Dit is de plek waar erfgoed en de toekomst elkaar ontmoeten. Een gezaghebbende twaalfcilinder motor, een schitterende tweezits coupé daaromheen gevouwen, een fabriek die dit soort apparaten maakt sinds 1948, een bestuurder die z’n beetje de langst zittende werknemer van voornoemde fabriek is, en die algemeen wordt gezien als de peetvader van de supercar-fabriekstestrijders – hij is de man die de vlam van Ferrari brandend houdt, en de bewaker van de ziel van het bedrijf.

Maar hij is geen oude zeur. Als we door de buitenwijken van het dorp rijden, begint de radio plots een soort Italiaanse rap uit te braken. Je zou verwachten dat Benuzzi de knop zou omdraaien of een andere zender zou opzoeken, maar nee: hij zet ‘m harder en begint heen en weer te bewegen in z’n stoel. Hij is een man van deze tijd. Maar later gaat de radio wel uit (en dat is niks erg: Italiaanse rappers zijn iets minder getalenteerd dan hun landgenoten die supercars bouwen). Doordat hij me een aantal van zijn favoriete testroutes laat zien, leer ik wat er gebeurt wanneer Ferrari denkwerk en technologie uit de 21e eeuw loslaat op een supercar die dik 740 pk heeft: dan gaan autoliefhebbers van iedere leeftijd overstag.

En dan – en dan excuseert hij zich en geeft me de sleutel, want hij heeft het druk. Hij werkt al aan de volgende auto, de ‘F70’ – de opvolger van de Enzo. Dus staat het me vrij de F12 de komende 24 uur te gebruiken, en ermee te gaan naar waar ik maar wil.

Maar eerst nog even over Benuzzi’s demonstratierit.
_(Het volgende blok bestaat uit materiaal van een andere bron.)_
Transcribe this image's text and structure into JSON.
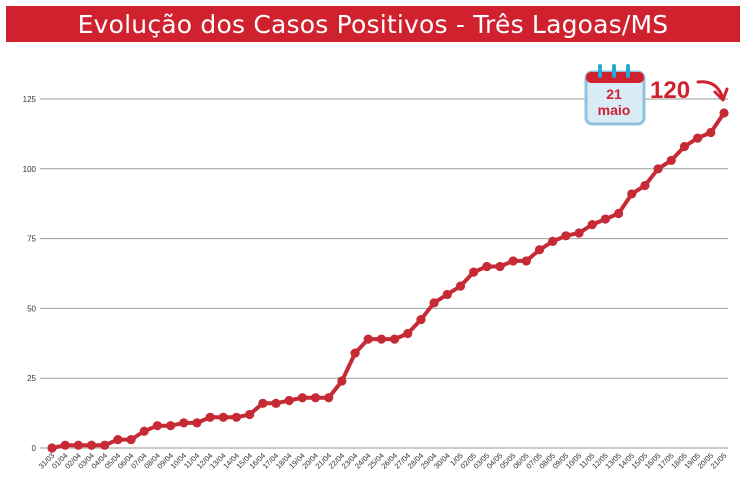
{
  "header": {
    "title": "Evolução dos Casos Positivos - Três Lagoas/MS"
  },
  "colors": {
    "accent": "#d0212f",
    "line": "#c62a35",
    "grid": "#999999",
    "calendar_bg": "#d8ecf6",
    "calendar_border": "#8fc4de",
    "calendar_rings": "#29a9d6"
  },
  "callout": {
    "calendar_day": "21",
    "calendar_month": "maio",
    "value_label": "120",
    "icon": "calendar-icon"
  },
  "chart_data": {
    "type": "line",
    "title": "Evolução dos Casos Positivos - Três Lagoas/MS",
    "xlabel": "",
    "ylabel": "",
    "ylim": [
      0,
      140
    ],
    "yticks": [
      0,
      25,
      50,
      75,
      100,
      125
    ],
    "grid": true,
    "categories": [
      "31/03",
      "01/04",
      "02/04",
      "03/04",
      "04/04",
      "05/04",
      "06/04",
      "07/04",
      "08/04",
      "09/04",
      "10/04",
      "11/04",
      "12/04",
      "13/04",
      "14/04",
      "15/04",
      "16/04",
      "17/04",
      "18/04",
      "19/04",
      "20/04",
      "21/04",
      "22/04",
      "23/04",
      "24/04",
      "25/04",
      "26/04",
      "27/04",
      "28/04",
      "29/04",
      "30/04",
      "1/05",
      "02/05",
      "03/05",
      "04/05",
      "05/05",
      "06/05",
      "07/05",
      "08/05",
      "09/05",
      "10/05",
      "11/05",
      "12/05",
      "13/05",
      "14/05",
      "15/05",
      "16/05",
      "17/05",
      "18/05",
      "19/05",
      "20/05",
      "21/05"
    ],
    "series": [
      {
        "values": [
          0,
          1,
          1,
          1,
          1,
          3,
          3,
          6,
          8,
          8,
          9,
          9,
          11,
          11,
          11,
          12,
          16,
          16,
          17,
          18,
          18,
          18,
          24,
          34,
          39,
          39,
          39,
          41,
          46,
          52,
          55,
          58,
          63,
          65,
          65,
          67,
          67,
          71,
          74,
          76,
          77,
          80,
          82,
          84,
          91,
          94,
          100,
          103,
          108,
          111,
          113,
          120
        ]
      }
    ]
  }
}
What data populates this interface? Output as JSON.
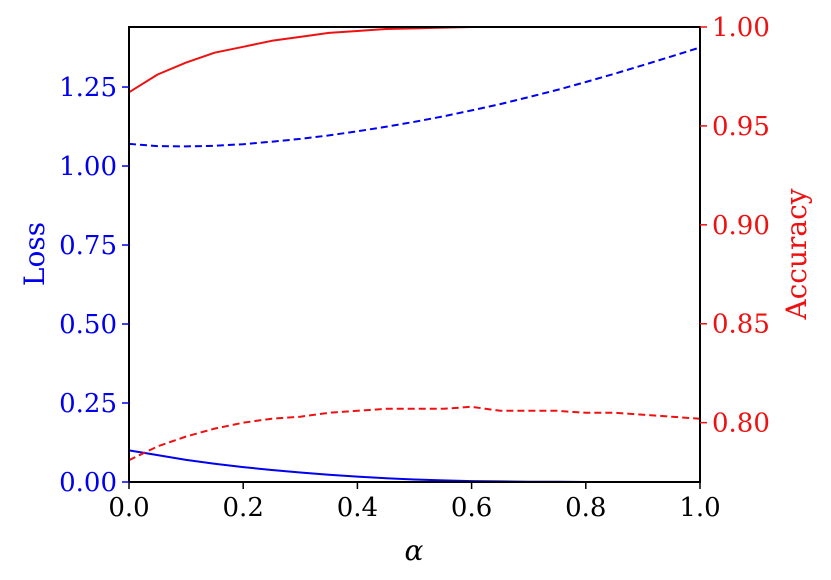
{
  "chart_data": {
    "type": "line",
    "xlabel": "α",
    "ylabel_left": "Loss",
    "ylabel_right": "Accuracy",
    "xlim": [
      0.0,
      1.0
    ],
    "ylim_left": [
      0.0,
      1.44
    ],
    "ylim_right": [
      0.77,
      1.0
    ],
    "x_ticks": [
      "0.0",
      "0.2",
      "0.4",
      "0.6",
      "0.8",
      "1.0"
    ],
    "left_ticks": [
      "0.00",
      "0.25",
      "0.50",
      "0.75",
      "1.00",
      "1.25"
    ],
    "right_ticks": [
      "0.80",
      "0.85",
      "0.90",
      "0.95",
      "1.00"
    ],
    "grid": false,
    "colors": {
      "loss": "#0000ee",
      "accuracy": "#ee1111"
    },
    "series": [
      {
        "axis": "left",
        "color": "loss",
        "style": "solid",
        "x": [
          0.0,
          0.05,
          0.1,
          0.15,
          0.2,
          0.25,
          0.3,
          0.35,
          0.4,
          0.45,
          0.5,
          0.55,
          0.6,
          0.65,
          0.7,
          0.75,
          0.8,
          0.85,
          0.9,
          0.95,
          1.0
        ],
        "values": [
          0.1,
          0.085,
          0.07,
          0.058,
          0.047,
          0.038,
          0.03,
          0.023,
          0.017,
          0.012,
          0.008,
          0.005,
          0.003,
          0.002,
          0.001,
          0.001,
          0.0,
          0.0,
          0.0,
          0.0,
          0.0
        ]
      },
      {
        "axis": "left",
        "color": "loss",
        "style": "dashed",
        "x": [
          0.0,
          0.05,
          0.1,
          0.15,
          0.2,
          0.25,
          0.3,
          0.35,
          0.4,
          0.45,
          0.5,
          0.55,
          0.6,
          0.65,
          0.7,
          0.75,
          0.8,
          0.85,
          0.9,
          0.95,
          1.0
        ],
        "values": [
          1.07,
          1.063,
          1.062,
          1.064,
          1.069,
          1.077,
          1.086,
          1.097,
          1.11,
          1.124,
          1.14,
          1.157,
          1.176,
          1.196,
          1.218,
          1.241,
          1.266,
          1.292,
          1.319,
          1.347,
          1.375
        ]
      },
      {
        "axis": "right",
        "color": "accuracy",
        "style": "solid",
        "x": [
          0.0,
          0.05,
          0.1,
          0.15,
          0.2,
          0.25,
          0.3,
          0.35,
          0.4,
          0.45,
          0.5,
          0.55,
          0.6,
          0.65,
          0.7,
          0.75,
          0.8,
          0.85,
          0.9,
          0.95,
          1.0
        ],
        "values": [
          0.967,
          0.976,
          0.982,
          0.987,
          0.99,
          0.993,
          0.995,
          0.997,
          0.998,
          0.999,
          0.9993,
          0.9997,
          1.0,
          1.0,
          1.0,
          1.0,
          1.0,
          1.0,
          1.0,
          1.0,
          1.0
        ]
      },
      {
        "axis": "right",
        "color": "accuracy",
        "style": "dashed",
        "x": [
          0.0,
          0.05,
          0.1,
          0.15,
          0.2,
          0.25,
          0.3,
          0.35,
          0.4,
          0.45,
          0.5,
          0.55,
          0.6,
          0.65,
          0.7,
          0.75,
          0.8,
          0.85,
          0.9,
          0.95,
          1.0
        ],
        "values": [
          0.781,
          0.788,
          0.793,
          0.797,
          0.8,
          0.802,
          0.803,
          0.805,
          0.806,
          0.807,
          0.807,
          0.807,
          0.808,
          0.806,
          0.806,
          0.806,
          0.805,
          0.805,
          0.804,
          0.803,
          0.802
        ]
      }
    ]
  }
}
De bochtige, duizelingwekkende wegen die – niet altijd even secuur – kleven aan de heuvels boven Maranello en Benuzzi’s geboorteplaats, het nabijgelegen Vignola, zijn de bakermat van de ontwikkeling van Ferrari’s. Natuurlijk gebruiken ze windtunnels voor de aerodynamica en maken ze steeds meer gebruik van computermodellen, en rijden ze de auto’s op ovale banen. Ze beschikken over de circuits in Fiorano en Mugello. Ze kunnen een auto op de computer ontwerpen, dan al de tijden ervan op Fiorano voorspellen, ‘m modificeren en de rondetijden opnieuw berekenen – en dat dus allemaal voordat er ook maar een prototype is gebouwd. Maar een auto is pas een echte Ferrari, zegt Benuzzi, als ie kan omgaan met deze kronkelige bergweggetjes en daarmee de bestuurder tot het uiterste kan tergen.
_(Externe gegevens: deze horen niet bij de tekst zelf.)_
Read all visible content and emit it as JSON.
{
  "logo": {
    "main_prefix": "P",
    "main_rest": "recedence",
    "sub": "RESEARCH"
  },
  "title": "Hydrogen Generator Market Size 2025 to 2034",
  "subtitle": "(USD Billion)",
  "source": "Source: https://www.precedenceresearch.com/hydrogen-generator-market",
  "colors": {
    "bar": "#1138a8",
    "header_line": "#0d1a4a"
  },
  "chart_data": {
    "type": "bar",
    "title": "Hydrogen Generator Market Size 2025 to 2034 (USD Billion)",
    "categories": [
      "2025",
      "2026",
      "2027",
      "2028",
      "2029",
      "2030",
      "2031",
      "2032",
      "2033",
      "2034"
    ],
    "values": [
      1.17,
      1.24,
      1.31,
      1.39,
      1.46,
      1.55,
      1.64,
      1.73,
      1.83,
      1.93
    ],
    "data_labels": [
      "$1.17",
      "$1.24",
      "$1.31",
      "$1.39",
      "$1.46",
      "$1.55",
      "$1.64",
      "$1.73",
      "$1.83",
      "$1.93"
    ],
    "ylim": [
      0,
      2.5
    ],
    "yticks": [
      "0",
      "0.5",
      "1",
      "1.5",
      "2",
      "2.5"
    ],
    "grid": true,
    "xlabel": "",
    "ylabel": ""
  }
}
Van Levizzano Rangone rijden we omhoog naar Madonna di Puianello. Op de baan is deze auto soepel en rijdt Benuzzi ’m vloeiend, en kan hij elke ronde weer een paar honderdsten van een seconde sneller rijden. Maar op de weg trekt hij voortdurend aan het stuur, en voert hij als het ware een dialoog met de auto. Hij gebruikt de flippers aan het stuur intensief, vaak een tandje terug om maximaal gebruik van het koppel te kunnen maken, waardoor de motor dikwijls meer dan 8.000 toeren maakt. Hij rijdt hard waar hij overzicht heeft; op andere momenten rijdt hij verstandig.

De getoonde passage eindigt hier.